# another free wood score



## chris_harper (Mar 22, 2007)

guy at work says tonight, "i have some post oak, some hickory, and some blackjack. trees have been down for a year to two years." wants someone to come cut them up and haul them off. all or part, your choice. i asked him wtf is blackjack. he said it is a "cheap oak" tree. said it burns really hot. hmmm....get a nice hot fire going with that, i am thinking. he says it will warp a bbq pit. i told him not if i only use one or two logs of it for heat. anyway, it is by groesbeck. anyone in texas want some? let me know (through a PM) and i will get you his contact info. 

marvin, he said he doesn't have any pecan, sorry. i asked specifically for you.

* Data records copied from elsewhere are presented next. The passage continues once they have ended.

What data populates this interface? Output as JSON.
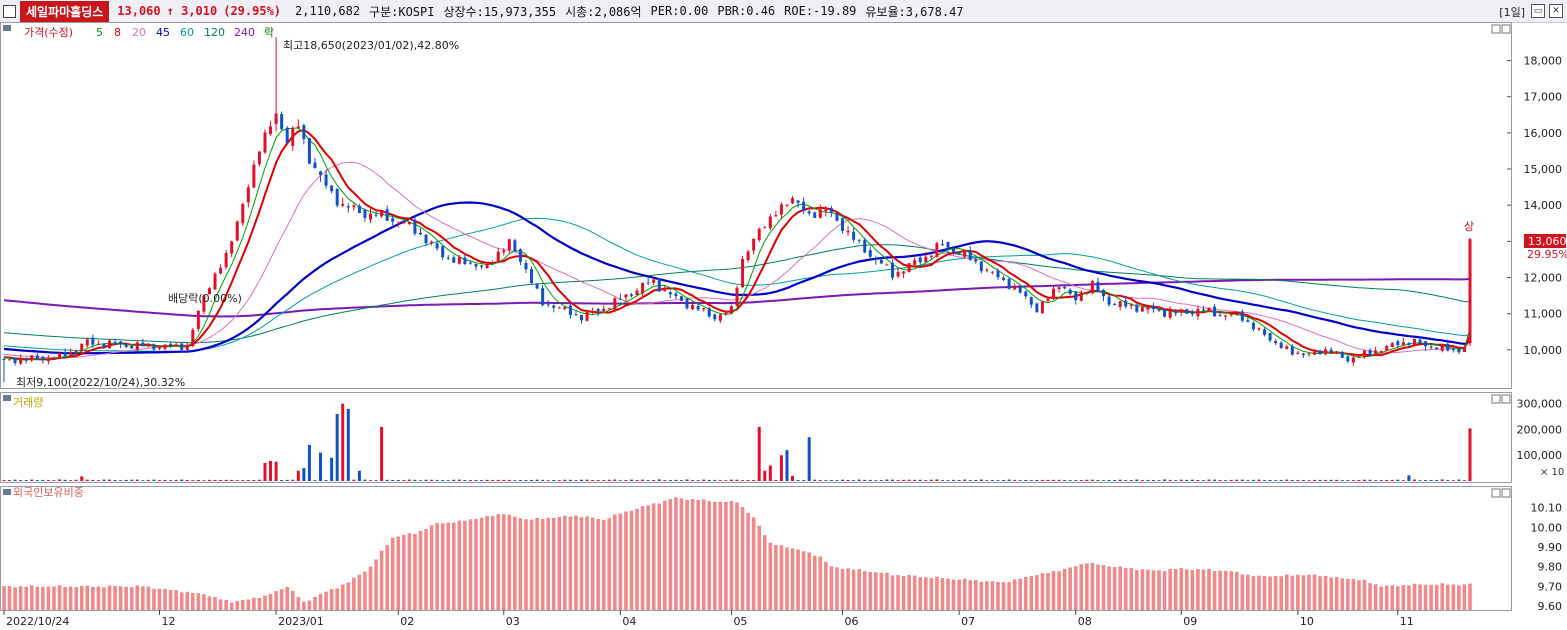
{
  "header": {
    "stock_name": "세일파마홀딩스",
    "price": "13,060",
    "change": "↑ 3,010",
    "change_pct": "(29.95%)",
    "volume": "2,110,682",
    "market": "구분:KOSPI",
    "listed_shares": "상장수:15,973,355",
    "market_cap": "시총:2,086억",
    "per": "PER:0.00",
    "pbr": "PBR:0.46",
    "roe": "ROE:-19.89",
    "float_ratio": "유보율:3,678.47",
    "period": "[1일]",
    "accent_color": "#c8161d"
  },
  "legend": {
    "price": "가격(수정)",
    "ma5": "5",
    "ma8": "8",
    "ma20": "20",
    "ma45": "45",
    "ma60": "60",
    "ma120": "120",
    "ma240": "240",
    "event": "락"
  },
  "annotations": {
    "high": "최고18,650(2023/01/02),42.80%",
    "low": "최저9,100(2022/10/24),30.32%",
    "dividend": "배당락(0.00%)",
    "upper_limit": "상",
    "price_tag": "13,060",
    "pct_tag": "29.95%"
  },
  "volume_panel": {
    "title": "거래량",
    "unit": "× 10"
  },
  "foreign_panel": {
    "title": "외국인보유비중"
  },
  "chart_data": [
    {
      "type": "candlestick",
      "title": "가격(수정)",
      "y_ticks": [
        10000,
        11000,
        12000,
        13000,
        14000,
        15000,
        16000,
        17000,
        18000
      ],
      "y_tick_labels": [
        "10,000",
        "11,000",
        "12,000",
        "13,000",
        "14,000",
        "15,000",
        "16,000",
        "17,000",
        "18,000"
      ],
      "ylim": [
        9000,
        18900
      ],
      "x_ticks": [
        "2022/10/24",
        "12",
        "2023/01",
        "02",
        "03",
        "04",
        "05",
        "06",
        "07",
        "08",
        "09",
        "10",
        "11"
      ],
      "x_tick_days": [
        0,
        28,
        49,
        71,
        90,
        111,
        131,
        151,
        172,
        193,
        212,
        233,
        251
      ],
      "total_days": 265,
      "anchors": [
        [
          0,
          9700
        ],
        [
          10,
          9800
        ],
        [
          15,
          10200
        ],
        [
          25,
          10100
        ],
        [
          33,
          10100
        ],
        [
          36,
          11500
        ],
        [
          40,
          12600
        ],
        [
          43,
          14000
        ],
        [
          46,
          15600
        ],
        [
          49,
          16500
        ],
        [
          51,
          15800
        ],
        [
          53,
          16200
        ],
        [
          55,
          15300
        ],
        [
          58,
          14500
        ],
        [
          61,
          14000
        ],
        [
          64,
          13800
        ],
        [
          68,
          13700
        ],
        [
          72,
          13500
        ],
        [
          75,
          13200
        ],
        [
          79,
          12600
        ],
        [
          83,
          12400
        ],
        [
          87,
          12300
        ],
        [
          91,
          13000
        ],
        [
          94,
          12200
        ],
        [
          97,
          11300
        ],
        [
          101,
          11100
        ],
        [
          104,
          10900
        ],
        [
          107,
          11100
        ],
        [
          110,
          11300
        ],
        [
          113,
          11600
        ],
        [
          117,
          11900
        ],
        [
          120,
          11500
        ],
        [
          124,
          11200
        ],
        [
          128,
          10900
        ],
        [
          131,
          11100
        ],
        [
          133,
          12500
        ],
        [
          136,
          13300
        ],
        [
          139,
          13800
        ],
        [
          142,
          14200
        ],
        [
          145,
          13700
        ],
        [
          148,
          13900
        ],
        [
          151,
          13400
        ],
        [
          154,
          12900
        ],
        [
          157,
          12500
        ],
        [
          160,
          12100
        ],
        [
          163,
          12300
        ],
        [
          166,
          12600
        ],
        [
          169,
          12900
        ],
        [
          172,
          12700
        ],
        [
          175,
          12400
        ],
        [
          179,
          12000
        ],
        [
          183,
          11600
        ],
        [
          186,
          11100
        ],
        [
          190,
          11800
        ],
        [
          193,
          11400
        ],
        [
          196,
          11800
        ],
        [
          199,
          11300
        ],
        [
          203,
          11200
        ],
        [
          207,
          11100
        ],
        [
          211,
          11000
        ],
        [
          215,
          11100
        ],
        [
          219,
          11000
        ],
        [
          223,
          10900
        ],
        [
          226,
          10500
        ],
        [
          229,
          10200
        ],
        [
          232,
          9900
        ],
        [
          236,
          9900
        ],
        [
          239,
          10000
        ],
        [
          242,
          9700
        ],
        [
          245,
          9900
        ],
        [
          248,
          10000
        ],
        [
          251,
          10200
        ],
        [
          254,
          10200
        ],
        [
          257,
          10100
        ],
        [
          260,
          10000
        ],
        [
          263,
          10050
        ],
        [
          264,
          13060
        ]
      ],
      "last_close": 13060,
      "high": 18650,
      "low": 9100,
      "series_colors": {
        "ma5": "#00a000",
        "ma8": "#e00000",
        "ma20": "#e070c0",
        "ma45": "#0000c8",
        "ma60": "#00a0a0",
        "ma120": "#008060",
        "ma240": "#7a1ab0",
        "up": "#e0102a",
        "down": "#1050c8"
      }
    },
    {
      "type": "bar",
      "title": "거래량",
      "y_ticks": [
        100000,
        200000,
        300000
      ],
      "y_tick_labels": [
        "100,000",
        "200,000",
        "300,000"
      ],
      "ylim": [
        0,
        330000
      ],
      "spikes": [
        [
          14,
          18000
        ],
        [
          47,
          70000
        ],
        [
          48,
          78000
        ],
        [
          49,
          75000
        ],
        [
          53,
          40000
        ],
        [
          54,
          50000
        ],
        [
          55,
          140000
        ],
        [
          57,
          110000
        ],
        [
          59,
          90000
        ],
        [
          60,
          260000
        ],
        [
          61,
          300000
        ],
        [
          62,
          280000
        ],
        [
          64,
          40000
        ],
        [
          68,
          210000
        ],
        [
          136,
          210000
        ],
        [
          137,
          40000
        ],
        [
          138,
          60000
        ],
        [
          140,
          100000
        ],
        [
          141,
          120000
        ],
        [
          142,
          20000
        ],
        [
          145,
          170000
        ],
        [
          253,
          22000
        ],
        [
          264,
          204000
        ]
      ],
      "base": 3000
    },
    {
      "type": "bar",
      "title": "외국인보유비중",
      "y_ticks": [
        9.6,
        9.7,
        9.8,
        9.9,
        10.0,
        10.1
      ],
      "y_tick_labels": [
        "9.60",
        "9.70",
        "9.80",
        "9.90",
        "10.00",
        "10.10"
      ],
      "ylim": [
        9.58,
        10.18
      ],
      "anchors": [
        [
          0,
          9.7
        ],
        [
          25,
          9.7
        ],
        [
          36,
          9.66
        ],
        [
          41,
          9.62
        ],
        [
          47,
          9.65
        ],
        [
          51,
          9.7
        ],
        [
          54,
          9.62
        ],
        [
          57,
          9.66
        ],
        [
          62,
          9.72
        ],
        [
          66,
          9.8
        ],
        [
          70,
          9.95
        ],
        [
          74,
          9.97
        ],
        [
          78,
          10.02
        ],
        [
          82,
          10.03
        ],
        [
          86,
          10.05
        ],
        [
          90,
          10.07
        ],
        [
          94,
          10.04
        ],
        [
          99,
          10.05
        ],
        [
          103,
          10.06
        ],
        [
          108,
          10.04
        ],
        [
          112,
          10.08
        ],
        [
          117,
          10.12
        ],
        [
          121,
          10.15
        ],
        [
          125,
          10.14
        ],
        [
          129,
          10.13
        ],
        [
          132,
          10.13
        ],
        [
          135,
          10.05
        ],
        [
          138,
          9.92
        ],
        [
          141,
          9.9
        ],
        [
          144,
          9.88
        ],
        [
          147,
          9.85
        ],
        [
          149,
          9.8
        ],
        [
          155,
          9.78
        ],
        [
          160,
          9.76
        ],
        [
          170,
          9.74
        ],
        [
          180,
          9.72
        ],
        [
          186,
          9.76
        ],
        [
          190,
          9.78
        ],
        [
          195,
          9.82
        ],
        [
          200,
          9.8
        ],
        [
          207,
          9.78
        ],
        [
          212,
          9.79
        ],
        [
          220,
          9.78
        ],
        [
          226,
          9.75
        ],
        [
          235,
          9.76
        ],
        [
          245,
          9.73
        ],
        [
          248,
          9.7
        ],
        [
          255,
          9.71
        ],
        [
          264,
          9.71
        ]
      ]
    }
  ]
}
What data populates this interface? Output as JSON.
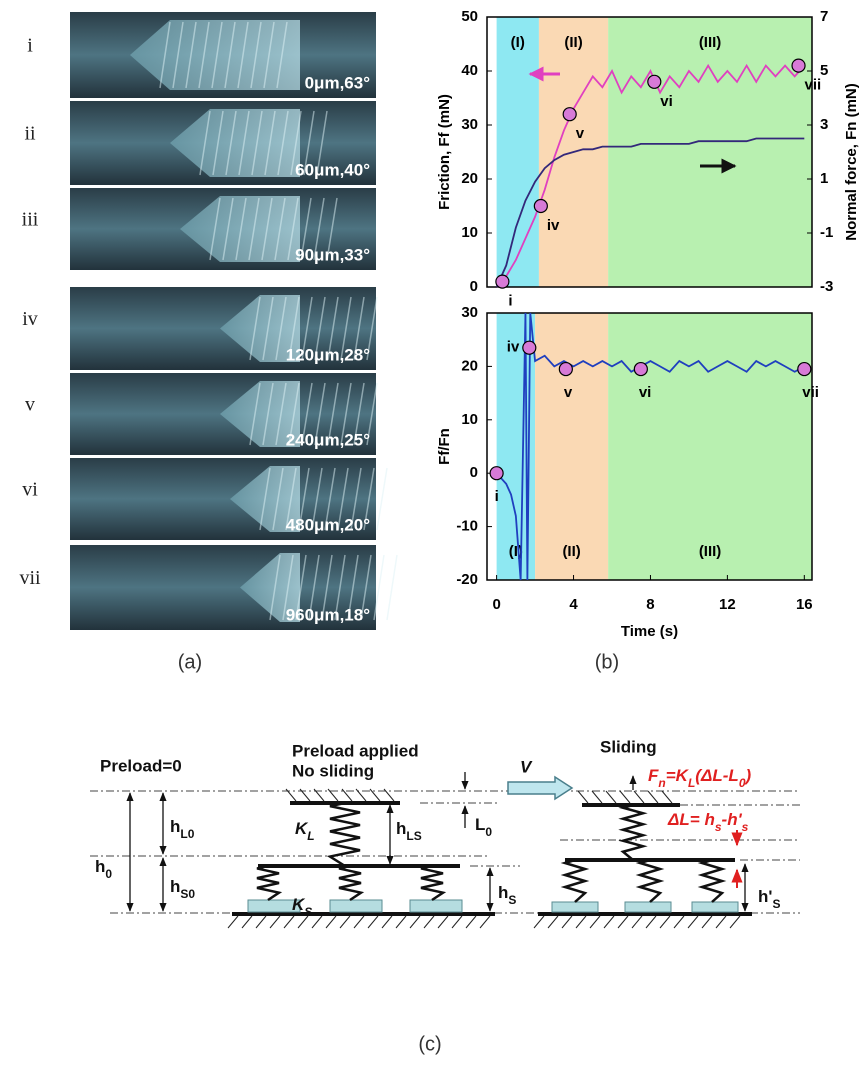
{
  "panel_a": {
    "label": "(a)",
    "frames": [
      {
        "index": "i",
        "caption": "0μm,63°"
      },
      {
        "index": "ii",
        "caption": "60μm,40°"
      },
      {
        "index": "iii",
        "caption": "90μm,33°"
      },
      {
        "index": "iv",
        "caption": "120μm,28°"
      },
      {
        "index": "v",
        "caption": "240μm,25°"
      },
      {
        "index": "vi",
        "caption": "480μm,20°"
      },
      {
        "index": "vii",
        "caption": "960μm,18°"
      }
    ]
  },
  "panel_b_label": "(b)",
  "chart_data": [
    {
      "type": "line",
      "ylabel": "Friction, Ff (mN)",
      "y2label": "Normal force, Fn (mN)",
      "xlim": [
        -0.5,
        16.4
      ],
      "ylim": [
        0,
        50
      ],
      "yticks": [
        0,
        10,
        20,
        30,
        40,
        50
      ],
      "y2lim": [
        -3,
        7
      ],
      "y2ticks": [
        -3,
        -1,
        1,
        3,
        5,
        7
      ],
      "regions": [
        {
          "label": "(I)",
          "start": 0,
          "end": 2.2,
          "color": "#8ee8f2"
        },
        {
          "label": "(II)",
          "start": 2.2,
          "end": 5.8,
          "color": "#fad9b4"
        },
        {
          "label": "(III)",
          "start": 5.8,
          "end": 16.4,
          "color": "#b8f0b0"
        }
      ],
      "x": [
        0,
        0.5,
        1,
        1.5,
        2,
        2.5,
        3,
        3.5,
        4,
        4.5,
        5,
        5.5,
        6,
        6.5,
        7,
        7.5,
        8,
        8.5,
        9,
        9.5,
        10,
        10.5,
        11,
        11.5,
        12,
        12.5,
        13,
        13.5,
        14,
        14.5,
        15,
        15.5,
        16
      ],
      "series": [
        {
          "color": "#e040c0",
          "values": [
            0,
            2,
            5,
            9,
            13,
            18,
            24,
            29,
            33,
            36,
            39,
            37,
            40,
            36,
            39,
            37,
            40,
            36,
            39,
            37,
            40,
            38,
            41,
            38,
            40,
            38,
            41,
            38,
            41,
            39,
            41,
            39,
            41
          ]
        },
        {
          "color": "#33287a",
          "axis": "y2",
          "values": [
            -3,
            -2.2,
            -0.8,
            0.2,
            0.9,
            1.4,
            1.7,
            1.9,
            2.0,
            2.1,
            2.1,
            2.2,
            2.2,
            2.2,
            2.2,
            2.3,
            2.3,
            2.3,
            2.3,
            2.3,
            2.3,
            2.4,
            2.4,
            2.4,
            2.4,
            2.4,
            2.4,
            2.5,
            2.5,
            2.5,
            2.5,
            2.5,
            2.5
          ]
        }
      ],
      "points": [
        {
          "label": "i",
          "x": 0.3,
          "y": 1
        },
        {
          "label": "iv",
          "x": 2.3,
          "y": 15
        },
        {
          "label": "v",
          "x": 3.8,
          "y": 32
        },
        {
          "label": "vi",
          "x": 8.2,
          "y": 38
        },
        {
          "label": "vii",
          "x": 15.7,
          "y": 41
        }
      ]
    },
    {
      "type": "line",
      "ylabel": "Ff/Fn",
      "xlabel": "Time (s)",
      "xlim": [
        -0.5,
        16.4
      ],
      "xticks": [
        0,
        4,
        8,
        12,
        16
      ],
      "ylim": [
        -20,
        30
      ],
      "yticks": [
        -20,
        -10,
        0,
        10,
        20,
        30
      ],
      "regions": [
        {
          "label": "(I)",
          "start": 0,
          "end": 2.0,
          "color": "#8ee8f2"
        },
        {
          "label": "(II)",
          "start": 2.0,
          "end": 5.8,
          "color": "#fad9b4"
        },
        {
          "label": "(III)",
          "start": 5.8,
          "end": 16.4,
          "color": "#b8f0b0"
        }
      ],
      "x": [
        0,
        0.25,
        0.5,
        0.75,
        1,
        1.25,
        1.5,
        1.6,
        1.75,
        2,
        2.5,
        3,
        3.5,
        4,
        4.5,
        5,
        5.5,
        6,
        6.5,
        7,
        7.5,
        8,
        8.5,
        9,
        9.5,
        10,
        10.5,
        11,
        11.5,
        12,
        12.5,
        13,
        13.5,
        14,
        14.5,
        15,
        15.5,
        16
      ],
      "series": [
        {
          "color": "#1f3fbf",
          "values": [
            0,
            -1,
            -2,
            -4,
            -8,
            -20,
            30,
            -20,
            30,
            21,
            22,
            20,
            21,
            20,
            21,
            20,
            21,
            20,
            21,
            19,
            20,
            21,
            20,
            19,
            21,
            20,
            21,
            19,
            20,
            21,
            20,
            19,
            21,
            20,
            21,
            20,
            19,
            20
          ]
        }
      ],
      "points": [
        {
          "label": "i",
          "x": 0,
          "y": 0
        },
        {
          "label": "iv",
          "x": 1.7,
          "y": 23.5
        },
        {
          "label": "v",
          "x": 3.6,
          "y": 19.5
        },
        {
          "label": "vi",
          "x": 7.5,
          "y": 19.5
        },
        {
          "label": "vii",
          "x": 16,
          "y": 19.5
        }
      ]
    }
  ],
  "panel_c": {
    "label": "(c)",
    "preload_zero": "Preload=0",
    "preload_applied": "Preload applied",
    "no_sliding": "No sliding",
    "sliding": "Sliding",
    "velocity": "V",
    "fn": [
      "F",
      "n",
      "=K",
      "L",
      "(ΔL-L",
      "0",
      ")"
    ],
    "h0": [
      "h",
      "0"
    ],
    "hL0": [
      "h",
      "L0"
    ],
    "hS0": [
      "h",
      "S0"
    ],
    "KL": [
      "K",
      "L"
    ],
    "KS": [
      "K",
      "S"
    ],
    "hLS": [
      "h",
      "LS"
    ],
    "L0": [
      "L",
      "0"
    ],
    "hS": [
      "h",
      "S"
    ],
    "dL": [
      "ΔL= h",
      "s",
      "-h'",
      "s"
    ],
    "hpS": [
      "h'",
      "S"
    ]
  }
}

edit: found this link for blackjack oak.


----------



## msmith (Mar 22, 2007)

Chris sounds like your scoring big with this fire wood. To bad theres no pecan wood to get seems its getting harder to find unless you go buy it. Thats probably what I will wind up doing. Unless someone wants to trade me for some of this hickory.


----------



## zardnok (Mar 22, 2007)

How far away from Shreveport is Wautaga?  I have a buddy who's in-laws had a pecan tree cut down from over a power-line and they need the wood hauled out of their backyard.  It is all big pieces and needs to be split up to use in a smoker, but I can check to see if they still have some available.  

How much are you looking for?  Truckload?  Half-truck load?


----------



## msmith (Mar 22, 2007)

Zardnok Im 250 miles from shreveport thats a little to far away. Thank you for the offer though. I normally get my wood by the cord.


----------